Sunday, September 1, 2019

"Amanda" by Boston

#1 Alert!
Song#:  2878
Date:  09/27/1986
Debut:  51
Peak:  1 (2 weeks)
Weeks:  18
Genre:  Rock

Pop Bits:  Formed by multi-instrumentalist Tom Scholz, this arena rock band burst onto the charts in 1976 with their #5 hit "More Than a Feeling." Their self-titled debut album would hit #3 and would be a consistent seller for years after eventually selling over 17 million copies making it one of the biggest albums of all-time. It would also earn them a Grammy nod for Best New Artist. They followed up their debut with the 7 million selling Don't Look Back in 1978, which featured the #4 title track. They were one of the biggest acts in music, but on their way to record a third album, problems arose. Issues and a lawsuit with their label Epic (CBS) combined with Scholz's non-hurried, perfectionist style in the studio kept the band on the sidelines for several years. Yet Scholz continued to record over a six-year period and after the lawsuit was settled, the band finally issued out their third album, Third Stage, for MCA Records. Of course one of the biggest questions about their return was if anyone cared. Nine years is a long time between recordings and with a new generation of kids buying records and new styles of music on the charts, would anyone want to tune into Boston's old school arena rock. With the results of this first single, the answer was an overwhelming "yes." The tune nearly debuted in the top half of the Pop chart and then steadily climbed until it reached the apex. The song would easily top the Rock chart while also getting to #13 at AC. The album then quickly shot to #1 and stayed there for four weeks. It would eventually sell over 4 million copies. Boston's return was a surprising success.

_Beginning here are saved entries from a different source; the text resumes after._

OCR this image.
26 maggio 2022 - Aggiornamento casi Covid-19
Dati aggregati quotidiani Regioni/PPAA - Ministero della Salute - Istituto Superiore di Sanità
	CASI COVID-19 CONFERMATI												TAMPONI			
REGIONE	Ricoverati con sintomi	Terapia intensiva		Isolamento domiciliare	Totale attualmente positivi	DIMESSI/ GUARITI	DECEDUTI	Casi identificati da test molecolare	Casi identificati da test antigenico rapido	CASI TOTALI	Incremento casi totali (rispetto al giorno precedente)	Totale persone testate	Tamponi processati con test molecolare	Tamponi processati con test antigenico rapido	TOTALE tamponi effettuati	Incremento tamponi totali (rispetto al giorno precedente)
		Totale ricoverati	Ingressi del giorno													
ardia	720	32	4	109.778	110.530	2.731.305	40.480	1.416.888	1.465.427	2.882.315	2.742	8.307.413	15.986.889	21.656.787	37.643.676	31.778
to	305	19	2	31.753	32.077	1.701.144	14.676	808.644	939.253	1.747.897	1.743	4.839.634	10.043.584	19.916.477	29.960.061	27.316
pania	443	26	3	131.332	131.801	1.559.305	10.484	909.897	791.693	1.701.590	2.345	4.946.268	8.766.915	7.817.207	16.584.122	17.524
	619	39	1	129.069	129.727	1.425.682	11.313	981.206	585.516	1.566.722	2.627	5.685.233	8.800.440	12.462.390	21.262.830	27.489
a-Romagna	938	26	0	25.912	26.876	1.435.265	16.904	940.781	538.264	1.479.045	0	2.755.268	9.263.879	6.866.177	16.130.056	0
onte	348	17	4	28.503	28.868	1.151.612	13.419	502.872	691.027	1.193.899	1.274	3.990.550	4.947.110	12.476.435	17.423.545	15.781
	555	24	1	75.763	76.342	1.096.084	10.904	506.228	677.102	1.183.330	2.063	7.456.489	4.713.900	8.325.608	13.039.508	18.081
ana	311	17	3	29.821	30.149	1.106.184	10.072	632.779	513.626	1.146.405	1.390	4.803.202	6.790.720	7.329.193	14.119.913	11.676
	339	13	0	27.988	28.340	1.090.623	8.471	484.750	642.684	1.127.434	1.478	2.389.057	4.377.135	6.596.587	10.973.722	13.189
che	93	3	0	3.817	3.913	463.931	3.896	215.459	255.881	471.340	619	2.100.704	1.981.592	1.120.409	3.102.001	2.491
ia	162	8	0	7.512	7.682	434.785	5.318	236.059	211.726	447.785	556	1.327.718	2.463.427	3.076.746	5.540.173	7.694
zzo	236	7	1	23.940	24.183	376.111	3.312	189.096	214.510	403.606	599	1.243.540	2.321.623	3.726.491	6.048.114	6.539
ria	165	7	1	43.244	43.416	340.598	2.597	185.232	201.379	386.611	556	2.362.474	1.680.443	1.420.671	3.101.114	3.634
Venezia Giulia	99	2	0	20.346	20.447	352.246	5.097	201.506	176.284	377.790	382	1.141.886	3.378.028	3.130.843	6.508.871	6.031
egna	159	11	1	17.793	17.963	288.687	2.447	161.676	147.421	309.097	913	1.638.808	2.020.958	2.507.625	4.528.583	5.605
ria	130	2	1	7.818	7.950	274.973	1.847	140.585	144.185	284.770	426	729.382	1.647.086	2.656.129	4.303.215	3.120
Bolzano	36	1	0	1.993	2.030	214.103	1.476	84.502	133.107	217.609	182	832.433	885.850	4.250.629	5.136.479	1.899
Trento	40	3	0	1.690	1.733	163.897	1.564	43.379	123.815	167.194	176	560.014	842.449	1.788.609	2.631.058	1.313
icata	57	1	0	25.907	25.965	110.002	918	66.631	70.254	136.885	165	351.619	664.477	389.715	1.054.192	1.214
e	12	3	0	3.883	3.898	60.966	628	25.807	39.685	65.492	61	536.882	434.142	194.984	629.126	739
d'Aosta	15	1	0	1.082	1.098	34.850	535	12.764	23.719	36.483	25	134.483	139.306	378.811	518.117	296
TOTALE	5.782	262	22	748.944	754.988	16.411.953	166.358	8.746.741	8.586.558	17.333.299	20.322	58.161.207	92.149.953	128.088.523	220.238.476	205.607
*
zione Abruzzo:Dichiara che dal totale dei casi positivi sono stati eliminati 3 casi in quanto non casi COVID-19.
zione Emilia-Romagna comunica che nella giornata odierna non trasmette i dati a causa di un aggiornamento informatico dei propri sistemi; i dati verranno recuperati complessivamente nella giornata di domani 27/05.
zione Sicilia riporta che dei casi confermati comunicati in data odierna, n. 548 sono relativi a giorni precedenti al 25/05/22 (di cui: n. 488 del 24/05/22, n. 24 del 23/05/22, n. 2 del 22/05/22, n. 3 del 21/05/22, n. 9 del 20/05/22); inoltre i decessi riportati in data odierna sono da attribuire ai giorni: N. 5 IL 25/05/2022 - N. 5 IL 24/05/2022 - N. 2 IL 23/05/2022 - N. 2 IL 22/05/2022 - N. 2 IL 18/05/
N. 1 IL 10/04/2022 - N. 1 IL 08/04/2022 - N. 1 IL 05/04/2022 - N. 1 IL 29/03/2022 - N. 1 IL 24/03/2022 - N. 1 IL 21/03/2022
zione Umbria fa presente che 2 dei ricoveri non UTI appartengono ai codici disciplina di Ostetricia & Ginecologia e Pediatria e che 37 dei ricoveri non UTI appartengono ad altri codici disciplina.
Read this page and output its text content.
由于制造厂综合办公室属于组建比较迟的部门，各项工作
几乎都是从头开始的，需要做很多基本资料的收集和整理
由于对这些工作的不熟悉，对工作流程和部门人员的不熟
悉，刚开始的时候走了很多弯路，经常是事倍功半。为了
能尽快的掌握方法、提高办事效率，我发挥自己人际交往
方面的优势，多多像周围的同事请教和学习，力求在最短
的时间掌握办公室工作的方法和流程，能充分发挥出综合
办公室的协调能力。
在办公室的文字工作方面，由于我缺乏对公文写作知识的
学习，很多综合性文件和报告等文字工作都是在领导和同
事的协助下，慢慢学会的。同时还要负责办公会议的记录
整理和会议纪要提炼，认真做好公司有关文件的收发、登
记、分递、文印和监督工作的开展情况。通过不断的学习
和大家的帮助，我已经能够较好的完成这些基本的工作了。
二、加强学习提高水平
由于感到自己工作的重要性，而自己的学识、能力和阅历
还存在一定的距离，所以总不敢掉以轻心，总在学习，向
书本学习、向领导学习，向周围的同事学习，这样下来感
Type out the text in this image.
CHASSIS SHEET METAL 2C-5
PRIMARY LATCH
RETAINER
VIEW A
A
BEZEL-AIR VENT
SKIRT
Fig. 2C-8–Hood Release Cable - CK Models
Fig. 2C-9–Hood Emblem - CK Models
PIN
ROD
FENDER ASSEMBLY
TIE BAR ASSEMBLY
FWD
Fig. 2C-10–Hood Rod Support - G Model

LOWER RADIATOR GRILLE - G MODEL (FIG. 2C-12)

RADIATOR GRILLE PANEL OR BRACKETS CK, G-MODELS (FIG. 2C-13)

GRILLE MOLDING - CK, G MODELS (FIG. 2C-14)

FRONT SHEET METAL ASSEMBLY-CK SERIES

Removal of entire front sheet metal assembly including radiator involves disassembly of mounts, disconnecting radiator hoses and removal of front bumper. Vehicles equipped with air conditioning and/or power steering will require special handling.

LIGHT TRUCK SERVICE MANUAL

ReduxReview:  This song was a good one to re-introduce Boston. Power ballads were becoming more in-style at the time and the nostalgia factor of the band's return certainly helped. The tune was written and initially recorded in 1980 and it does have that late-70s arena rock band feel to it. I'd venture to say that if released in 1980 or '81, it might have been an even bigger hit riding the chart alongside similar acts peaking at the time like Journey and REO Speedwagon. Still, a couple weeks at #1  in '86 was quite the accomplishment. I wasn't a big Boston fan save for "More Than a Feeling," but I did appreciate this tune. It was expertly crafted by Scholz. It took six years to get out, but the song had a timeless feel that allowed it to still be a hit. Oh - and it hit #1 without the aid of an MTV video.

ReduxRating:  7/10

Trivia:  Back in the 60s and 70s, artists typically would release a new album a year with concert and compilations pushed out in between. For example, The Rolling Stones released fourteen studio albums in a ten-year period ('64-'74). That doesn't include two concert albums and at least five compilations. So when Boston signed their contact it called for ten albums over a six year period. Well, that's just not how Tom Scholz worked. It took two years for him to record Don't Look Back, which was a lengthy gap back then. And Scholz felt it was a rush job at that pace. When it looked like the third album was going to take even longer, CBS balked and filed a breach of contract lawsuit for failing to deliver product on time. Scholz then filed a counter-suit. The lawsuits took up the first half of the 80s and by 1985 Scholz's lawyers finally got him out from under CBS, which allowed him to move to MCA and release Third Stage. Yet the lawsuits weren't fully over and continued through to 1990 when Scholz proved victorious. These days, it's not unusual for an artist to take their time between albums. It took Adele four years to follow-up her mega-hit LP 21. Pink had a five year gap between a couple of her albums while it took ten years for Gwen Stefani to put out her third solo disc. The average gap between albums these days seems to be about two-to-three years. Still, that would be too short for Scholz. It would take eight years before Boston would put out their fourth album.